Written by Raphael Ciccarelli
Jean Arno stands out in the world of art and literature. He is recognized as an innovator in England and the United States in the field of digital arts, and his encrypted or “palimpsestic” works are now exhibited in the first Metaversal art gallery, Art & Above. Arno is the leader of the art group Astrée, which brings together artists from the San Francisco Bay Area, New York, London, and Paris. He is also the author of Trophies, a collection of poetic aphorisms, sentences, and philosophical maxims assembled in his Meditations, and of an aesthetic manifesto “Chaosism: The Art of Totality.”
Arno aims to define what could become a major philosophical, literary, and aesthetic movement in the coming years: “Every artist aspires to embody in the unity of his work the living complexity of the world—chaos within the order.” Inspired by Leonardo Da Vinci’s Sfumato, “Whose smoky waves incarnate the ineffable polychromy of mystery,” Jean Arno sculpts the taciturn mists of the world, gives form to the invisible, and multiplies reality in layers of meaning so that everyone can awaken to “the moving plurality of which the worlds are perpetually composed.”
“Anubis, the shadow in the mirror” perfectly represents this idea of an art which reveals itself as the glance sharpens.
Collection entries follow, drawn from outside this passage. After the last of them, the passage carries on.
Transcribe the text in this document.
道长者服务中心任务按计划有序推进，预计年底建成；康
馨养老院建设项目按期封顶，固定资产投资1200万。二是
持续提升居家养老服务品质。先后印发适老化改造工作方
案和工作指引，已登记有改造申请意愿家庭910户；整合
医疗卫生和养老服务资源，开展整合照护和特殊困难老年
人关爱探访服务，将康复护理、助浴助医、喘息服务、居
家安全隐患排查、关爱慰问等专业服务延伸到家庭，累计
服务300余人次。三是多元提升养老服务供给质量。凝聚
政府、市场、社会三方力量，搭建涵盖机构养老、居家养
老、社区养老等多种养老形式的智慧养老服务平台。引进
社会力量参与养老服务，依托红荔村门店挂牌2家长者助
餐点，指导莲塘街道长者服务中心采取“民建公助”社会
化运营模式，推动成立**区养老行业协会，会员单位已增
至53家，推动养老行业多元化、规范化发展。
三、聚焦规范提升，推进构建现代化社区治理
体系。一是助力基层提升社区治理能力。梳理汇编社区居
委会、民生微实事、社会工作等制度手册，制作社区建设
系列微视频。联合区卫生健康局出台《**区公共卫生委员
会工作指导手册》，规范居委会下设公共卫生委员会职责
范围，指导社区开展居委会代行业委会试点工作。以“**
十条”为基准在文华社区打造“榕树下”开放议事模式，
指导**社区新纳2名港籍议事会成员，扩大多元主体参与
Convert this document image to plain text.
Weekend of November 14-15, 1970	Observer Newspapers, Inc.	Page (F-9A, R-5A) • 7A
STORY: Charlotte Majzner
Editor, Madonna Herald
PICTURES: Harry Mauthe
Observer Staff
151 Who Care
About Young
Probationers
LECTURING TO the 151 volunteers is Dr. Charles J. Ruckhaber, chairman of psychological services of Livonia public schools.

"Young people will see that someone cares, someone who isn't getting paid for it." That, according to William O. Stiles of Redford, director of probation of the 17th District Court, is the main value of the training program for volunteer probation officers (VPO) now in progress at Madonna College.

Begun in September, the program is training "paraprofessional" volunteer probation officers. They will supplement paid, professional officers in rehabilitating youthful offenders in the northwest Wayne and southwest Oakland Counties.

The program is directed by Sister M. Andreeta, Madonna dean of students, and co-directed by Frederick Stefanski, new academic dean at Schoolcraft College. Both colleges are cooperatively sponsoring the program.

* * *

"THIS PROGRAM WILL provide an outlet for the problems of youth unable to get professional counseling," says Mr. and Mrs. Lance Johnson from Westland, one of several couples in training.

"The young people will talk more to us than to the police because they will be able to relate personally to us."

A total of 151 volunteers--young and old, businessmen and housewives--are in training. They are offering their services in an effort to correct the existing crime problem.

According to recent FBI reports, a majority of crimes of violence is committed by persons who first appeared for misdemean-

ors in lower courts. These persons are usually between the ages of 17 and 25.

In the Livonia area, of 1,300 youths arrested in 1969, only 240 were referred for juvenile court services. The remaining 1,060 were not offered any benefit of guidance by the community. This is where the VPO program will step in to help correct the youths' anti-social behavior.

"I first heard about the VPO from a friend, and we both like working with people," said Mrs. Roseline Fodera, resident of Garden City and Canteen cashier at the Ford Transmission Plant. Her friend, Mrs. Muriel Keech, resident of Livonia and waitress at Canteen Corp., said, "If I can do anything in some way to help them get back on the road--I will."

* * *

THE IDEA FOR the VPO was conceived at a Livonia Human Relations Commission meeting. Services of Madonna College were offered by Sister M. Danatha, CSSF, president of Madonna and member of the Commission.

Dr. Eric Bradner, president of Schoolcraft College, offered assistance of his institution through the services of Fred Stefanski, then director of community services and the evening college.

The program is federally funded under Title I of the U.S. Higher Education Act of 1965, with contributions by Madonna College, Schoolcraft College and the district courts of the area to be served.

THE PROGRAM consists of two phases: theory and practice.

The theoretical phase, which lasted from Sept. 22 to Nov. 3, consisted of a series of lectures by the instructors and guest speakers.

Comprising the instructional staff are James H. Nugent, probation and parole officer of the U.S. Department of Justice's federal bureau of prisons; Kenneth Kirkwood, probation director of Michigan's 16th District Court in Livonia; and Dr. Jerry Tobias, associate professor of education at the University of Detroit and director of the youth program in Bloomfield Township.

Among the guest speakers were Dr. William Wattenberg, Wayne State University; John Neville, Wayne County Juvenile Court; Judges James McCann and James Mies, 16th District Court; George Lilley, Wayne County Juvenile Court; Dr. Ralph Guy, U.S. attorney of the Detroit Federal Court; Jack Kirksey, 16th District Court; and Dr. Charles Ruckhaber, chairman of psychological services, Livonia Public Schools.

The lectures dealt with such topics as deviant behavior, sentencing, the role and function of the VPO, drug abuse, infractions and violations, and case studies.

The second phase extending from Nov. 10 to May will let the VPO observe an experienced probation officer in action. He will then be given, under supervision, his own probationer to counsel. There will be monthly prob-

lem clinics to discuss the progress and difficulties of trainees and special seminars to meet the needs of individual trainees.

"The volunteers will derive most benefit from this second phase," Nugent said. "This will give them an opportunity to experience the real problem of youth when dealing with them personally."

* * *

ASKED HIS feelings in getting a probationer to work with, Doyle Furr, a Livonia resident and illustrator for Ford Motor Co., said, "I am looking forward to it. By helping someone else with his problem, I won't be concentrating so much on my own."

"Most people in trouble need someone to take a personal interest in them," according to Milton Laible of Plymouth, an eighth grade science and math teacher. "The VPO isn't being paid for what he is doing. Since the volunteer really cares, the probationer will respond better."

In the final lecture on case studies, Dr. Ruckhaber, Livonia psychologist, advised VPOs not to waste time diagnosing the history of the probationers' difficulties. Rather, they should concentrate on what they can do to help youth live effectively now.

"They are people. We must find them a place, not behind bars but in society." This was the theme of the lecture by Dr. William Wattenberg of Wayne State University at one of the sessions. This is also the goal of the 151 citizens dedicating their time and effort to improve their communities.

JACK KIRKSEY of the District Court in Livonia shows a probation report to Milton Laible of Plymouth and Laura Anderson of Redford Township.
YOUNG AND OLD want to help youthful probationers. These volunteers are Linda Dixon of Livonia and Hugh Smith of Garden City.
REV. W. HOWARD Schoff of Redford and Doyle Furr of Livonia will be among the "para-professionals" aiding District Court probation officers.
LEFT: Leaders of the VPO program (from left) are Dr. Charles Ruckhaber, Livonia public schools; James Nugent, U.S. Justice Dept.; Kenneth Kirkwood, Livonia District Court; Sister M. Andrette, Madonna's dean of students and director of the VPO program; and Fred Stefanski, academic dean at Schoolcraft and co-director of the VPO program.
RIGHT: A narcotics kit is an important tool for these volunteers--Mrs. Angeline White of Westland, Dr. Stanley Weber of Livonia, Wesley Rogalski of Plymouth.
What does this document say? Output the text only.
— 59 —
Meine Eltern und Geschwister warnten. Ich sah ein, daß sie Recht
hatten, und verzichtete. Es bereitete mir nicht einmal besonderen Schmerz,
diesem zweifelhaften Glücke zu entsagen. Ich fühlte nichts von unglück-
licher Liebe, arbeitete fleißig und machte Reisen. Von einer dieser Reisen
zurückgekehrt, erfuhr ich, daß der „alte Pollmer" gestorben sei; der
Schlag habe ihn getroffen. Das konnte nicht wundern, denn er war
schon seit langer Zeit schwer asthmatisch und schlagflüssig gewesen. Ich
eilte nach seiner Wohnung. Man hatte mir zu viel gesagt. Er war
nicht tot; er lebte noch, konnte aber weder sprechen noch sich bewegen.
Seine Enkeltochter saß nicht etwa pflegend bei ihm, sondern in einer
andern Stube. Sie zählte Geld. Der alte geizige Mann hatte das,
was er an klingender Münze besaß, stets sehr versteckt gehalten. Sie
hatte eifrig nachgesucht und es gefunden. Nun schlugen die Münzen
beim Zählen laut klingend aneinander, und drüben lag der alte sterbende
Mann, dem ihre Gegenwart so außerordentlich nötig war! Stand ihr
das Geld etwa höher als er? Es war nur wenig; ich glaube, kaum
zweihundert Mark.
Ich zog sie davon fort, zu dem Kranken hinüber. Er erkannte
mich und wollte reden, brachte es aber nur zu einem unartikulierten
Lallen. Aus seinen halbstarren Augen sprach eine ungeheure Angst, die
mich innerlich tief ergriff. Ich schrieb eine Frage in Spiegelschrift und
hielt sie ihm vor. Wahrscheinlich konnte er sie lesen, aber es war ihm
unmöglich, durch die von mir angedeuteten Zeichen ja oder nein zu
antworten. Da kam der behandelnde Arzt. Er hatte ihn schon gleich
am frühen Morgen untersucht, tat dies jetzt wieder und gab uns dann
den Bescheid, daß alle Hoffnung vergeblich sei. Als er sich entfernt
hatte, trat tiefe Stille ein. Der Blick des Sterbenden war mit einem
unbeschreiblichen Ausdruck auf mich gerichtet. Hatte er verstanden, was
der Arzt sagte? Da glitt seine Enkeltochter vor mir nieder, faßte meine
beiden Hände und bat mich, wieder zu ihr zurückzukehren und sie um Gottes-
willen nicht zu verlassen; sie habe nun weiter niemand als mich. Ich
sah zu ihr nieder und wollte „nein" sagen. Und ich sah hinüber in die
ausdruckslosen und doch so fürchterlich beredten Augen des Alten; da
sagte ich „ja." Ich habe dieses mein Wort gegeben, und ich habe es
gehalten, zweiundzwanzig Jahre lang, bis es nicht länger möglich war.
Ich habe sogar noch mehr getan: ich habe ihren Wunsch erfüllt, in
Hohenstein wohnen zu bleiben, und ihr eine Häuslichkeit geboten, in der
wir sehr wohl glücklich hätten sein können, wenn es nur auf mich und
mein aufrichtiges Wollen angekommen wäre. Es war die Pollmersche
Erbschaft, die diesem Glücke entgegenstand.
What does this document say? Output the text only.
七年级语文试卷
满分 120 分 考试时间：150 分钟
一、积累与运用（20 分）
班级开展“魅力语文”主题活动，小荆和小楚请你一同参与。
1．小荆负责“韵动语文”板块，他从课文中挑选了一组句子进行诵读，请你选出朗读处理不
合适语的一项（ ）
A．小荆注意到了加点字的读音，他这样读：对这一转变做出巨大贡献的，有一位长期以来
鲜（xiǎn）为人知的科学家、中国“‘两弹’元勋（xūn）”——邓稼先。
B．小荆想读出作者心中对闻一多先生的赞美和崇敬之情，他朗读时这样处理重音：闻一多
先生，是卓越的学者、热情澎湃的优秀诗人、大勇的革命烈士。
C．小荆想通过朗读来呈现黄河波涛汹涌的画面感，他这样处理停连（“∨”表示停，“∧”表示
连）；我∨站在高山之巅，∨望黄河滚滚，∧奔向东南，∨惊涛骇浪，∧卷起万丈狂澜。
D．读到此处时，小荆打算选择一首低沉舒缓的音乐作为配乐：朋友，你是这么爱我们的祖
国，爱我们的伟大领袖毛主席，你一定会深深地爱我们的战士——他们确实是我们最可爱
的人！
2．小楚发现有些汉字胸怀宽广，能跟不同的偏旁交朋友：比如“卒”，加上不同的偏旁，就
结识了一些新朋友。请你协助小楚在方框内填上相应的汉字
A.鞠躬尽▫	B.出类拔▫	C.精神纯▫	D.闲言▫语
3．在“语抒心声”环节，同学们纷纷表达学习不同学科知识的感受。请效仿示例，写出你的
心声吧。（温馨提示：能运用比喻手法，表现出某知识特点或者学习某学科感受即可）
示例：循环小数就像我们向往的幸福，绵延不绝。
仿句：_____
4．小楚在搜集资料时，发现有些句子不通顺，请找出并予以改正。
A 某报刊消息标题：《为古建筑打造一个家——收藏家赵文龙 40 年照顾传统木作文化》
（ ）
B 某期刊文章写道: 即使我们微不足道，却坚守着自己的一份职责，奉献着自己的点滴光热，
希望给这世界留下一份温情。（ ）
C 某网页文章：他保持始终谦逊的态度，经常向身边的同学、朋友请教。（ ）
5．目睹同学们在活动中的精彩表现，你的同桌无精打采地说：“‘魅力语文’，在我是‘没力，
The shadow of the Egyptian god of the dead disappears in a halo of light; his features draw the burning letters of a symbolic poem that the spectator has to decipher. In this vertigo of shadows and light, observers can feel their world wavering as they view this being that is only ever becoming “in the infinite spiral of metamorphoses.”
The overriding concept is one of meeting: “The work is always an alchemical sublimation—a star of love, the resplendent product of a mystical embrace or a destined ‘meeting’ (…). Then swirls a world incandescent in a soul soon overcome in the creation.”
Jean arno’s artwork is an occasion to experiment, not only to contemplate. The spectator and the reader immerse themselves, travel, explore, and are summoned to collaborate. Awakened to themselves, they must henceforth look inside “to probe the dimensions of the being and life,” to analyze the sediments of the work and increase their interpretations because ” The products of art and thought always reach beyond what is obvious and call what is meant to be into existence”. Each participant seems to have a responsibility to take part in this great task, even more so than the author. After all, “We are ALL the humanity that will be.”